Tom Petty and the Heartbreakers: Damn the Torpedoes – [Record 47]
Damn the Torpedoes: is the third album by Tom Petty and the Heartbreakers, released in 1979. This was the first of three Petty albums originally released by the Backstreet Records label, distributed by MCA Records. It built on the commercial success and critical acclaim of his two previous albums and peaked at #2 on the Billboard 200 album chart. In 2003, the album was ranked number 313 on Rolling Stone magazine’s list of the 500 greatest albums of all time.
2 Here Comes My Girl.
3 Even the Losers.
4 Shadow of a Doubt (A Complex Kid).
5 Century City.
6 Don’t Do Me Like That.
7 You Tell Me.
8 What Are You Doin’ in My Life?
9 Louisiana Rain.
Background and Recording: Petty’s recording contract was re-assigned to MCA when his previous label Shelter Records and distributor ABC Records was sold to MCA in 1979. MCA took over rights to Petty’s published music, infuriating him, and he responded by declaring bankruptcy as a tactic to void his contract with MCA. In the end, the record company backed down, and Petty negotiated a deal that allowed him to retain publishing rights and form his own Backstreet Records label, manufactured and distributed by MCA. The album, now co-produced by Jimmy Iovine, was recorded at Sound City Studios in Van Nuys and Cherokee Studios in Hollywood. The title is a reference to a famous quote by Admiral David Farragut: “Damn the torpedoes, full speed ahead!”. All of Petty’s Backstreet recordings (and all MCA releases at that time) were re-issued by MCA in 1988.

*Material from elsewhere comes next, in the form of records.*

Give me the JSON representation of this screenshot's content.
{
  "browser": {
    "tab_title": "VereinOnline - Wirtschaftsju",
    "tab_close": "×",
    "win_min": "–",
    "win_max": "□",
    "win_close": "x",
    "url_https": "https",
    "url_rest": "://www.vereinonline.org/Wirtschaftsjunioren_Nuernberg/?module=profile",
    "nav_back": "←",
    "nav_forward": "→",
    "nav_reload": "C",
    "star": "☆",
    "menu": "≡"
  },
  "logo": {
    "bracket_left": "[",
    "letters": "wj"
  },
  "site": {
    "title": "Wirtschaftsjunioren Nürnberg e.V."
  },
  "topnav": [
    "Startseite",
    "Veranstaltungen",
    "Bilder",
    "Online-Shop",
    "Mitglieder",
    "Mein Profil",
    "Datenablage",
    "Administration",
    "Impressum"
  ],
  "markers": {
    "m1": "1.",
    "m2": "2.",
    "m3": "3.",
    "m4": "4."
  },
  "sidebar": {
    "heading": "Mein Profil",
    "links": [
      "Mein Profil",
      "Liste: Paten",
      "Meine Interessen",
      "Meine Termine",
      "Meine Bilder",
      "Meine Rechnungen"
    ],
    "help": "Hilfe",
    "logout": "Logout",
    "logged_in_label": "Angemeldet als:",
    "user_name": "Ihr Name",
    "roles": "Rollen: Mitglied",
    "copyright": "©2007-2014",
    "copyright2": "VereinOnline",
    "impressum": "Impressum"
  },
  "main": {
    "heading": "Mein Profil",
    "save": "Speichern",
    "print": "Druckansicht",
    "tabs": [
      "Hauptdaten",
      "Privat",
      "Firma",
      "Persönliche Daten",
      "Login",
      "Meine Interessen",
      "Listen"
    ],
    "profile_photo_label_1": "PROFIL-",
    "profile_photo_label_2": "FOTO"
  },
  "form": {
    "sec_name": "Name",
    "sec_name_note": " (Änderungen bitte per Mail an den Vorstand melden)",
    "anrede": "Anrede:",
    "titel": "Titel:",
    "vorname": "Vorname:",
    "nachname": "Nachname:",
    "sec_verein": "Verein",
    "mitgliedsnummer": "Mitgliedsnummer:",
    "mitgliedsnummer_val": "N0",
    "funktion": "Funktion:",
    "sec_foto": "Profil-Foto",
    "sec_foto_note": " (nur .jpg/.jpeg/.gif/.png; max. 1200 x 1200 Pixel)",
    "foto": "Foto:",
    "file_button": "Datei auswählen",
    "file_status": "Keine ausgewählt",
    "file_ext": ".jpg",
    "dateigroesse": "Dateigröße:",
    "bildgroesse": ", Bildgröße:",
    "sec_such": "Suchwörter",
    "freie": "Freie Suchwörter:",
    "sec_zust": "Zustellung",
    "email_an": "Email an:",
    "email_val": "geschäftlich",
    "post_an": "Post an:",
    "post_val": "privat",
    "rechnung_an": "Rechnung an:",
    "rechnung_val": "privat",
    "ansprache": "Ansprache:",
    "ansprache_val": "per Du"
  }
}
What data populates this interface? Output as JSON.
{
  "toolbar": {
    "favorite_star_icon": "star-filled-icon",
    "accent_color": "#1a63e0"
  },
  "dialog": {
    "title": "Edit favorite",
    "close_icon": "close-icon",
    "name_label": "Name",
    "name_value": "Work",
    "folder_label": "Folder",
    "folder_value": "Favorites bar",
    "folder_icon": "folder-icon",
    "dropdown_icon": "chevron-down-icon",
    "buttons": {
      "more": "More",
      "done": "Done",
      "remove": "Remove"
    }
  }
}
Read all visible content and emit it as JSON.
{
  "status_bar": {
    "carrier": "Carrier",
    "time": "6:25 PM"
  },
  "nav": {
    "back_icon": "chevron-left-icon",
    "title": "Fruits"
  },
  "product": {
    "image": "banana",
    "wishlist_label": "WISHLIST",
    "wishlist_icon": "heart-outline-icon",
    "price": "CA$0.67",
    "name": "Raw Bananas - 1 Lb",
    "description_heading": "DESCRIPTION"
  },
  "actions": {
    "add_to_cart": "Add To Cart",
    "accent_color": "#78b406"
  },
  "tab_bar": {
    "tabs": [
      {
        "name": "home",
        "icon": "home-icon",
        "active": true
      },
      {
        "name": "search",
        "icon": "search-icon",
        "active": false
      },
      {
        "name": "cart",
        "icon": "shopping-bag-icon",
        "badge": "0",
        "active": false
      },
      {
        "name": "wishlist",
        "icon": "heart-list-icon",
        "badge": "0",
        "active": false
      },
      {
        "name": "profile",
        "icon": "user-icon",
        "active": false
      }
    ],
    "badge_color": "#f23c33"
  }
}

Release and Reception: The album was a breakthrough for Petty and the Heartbreakers. It was their first top 10 album rising to #2 (for seven weeks and kept from #1 by Pink Floyd’s The Wall) on the Billboard albums chart. It yielded two songs that made the top 15 on the Billboard Hot 100 singles chart, “Don’t Do Me Like That” (#10) and “Refugee” (#15). Thanks to the new co-producer Jimmy Iovine, Damn the Torpedoes proved to be a major leap forward in production.
Critical reception generally reflected the commercial success of the album. The original review in Rolling Stone raved that it was the “album we’ve all been waiting for – that is, if we were all Tom Petty fans, which we would be if there were any justice in the world.” Subsequent reviews have continued this trend calling it “one of the great records of the album rock era” and culminating in its placement in Rolling Stone’s list of the 500 greatest albums of all time.
Re-releases: The album was digitally remastered by Joe Gastwirt and reissued in 2001 on HDCD.
On November 9, 2010, a deluxe edition of the album was released on three formats, a 2×CD set, a 2×LP (180g) deluxe package and a Blu-ray Audio disc package. Digital download available in numerous audio codecs in audiophile quality 96kHz/24bit through resellers such as HDTracks. All the tracks (original and unreleased) were remastered from the original analog master tapes by Chris Bellman at Bernie Grundman Mastering Studios in Hollywood, CA.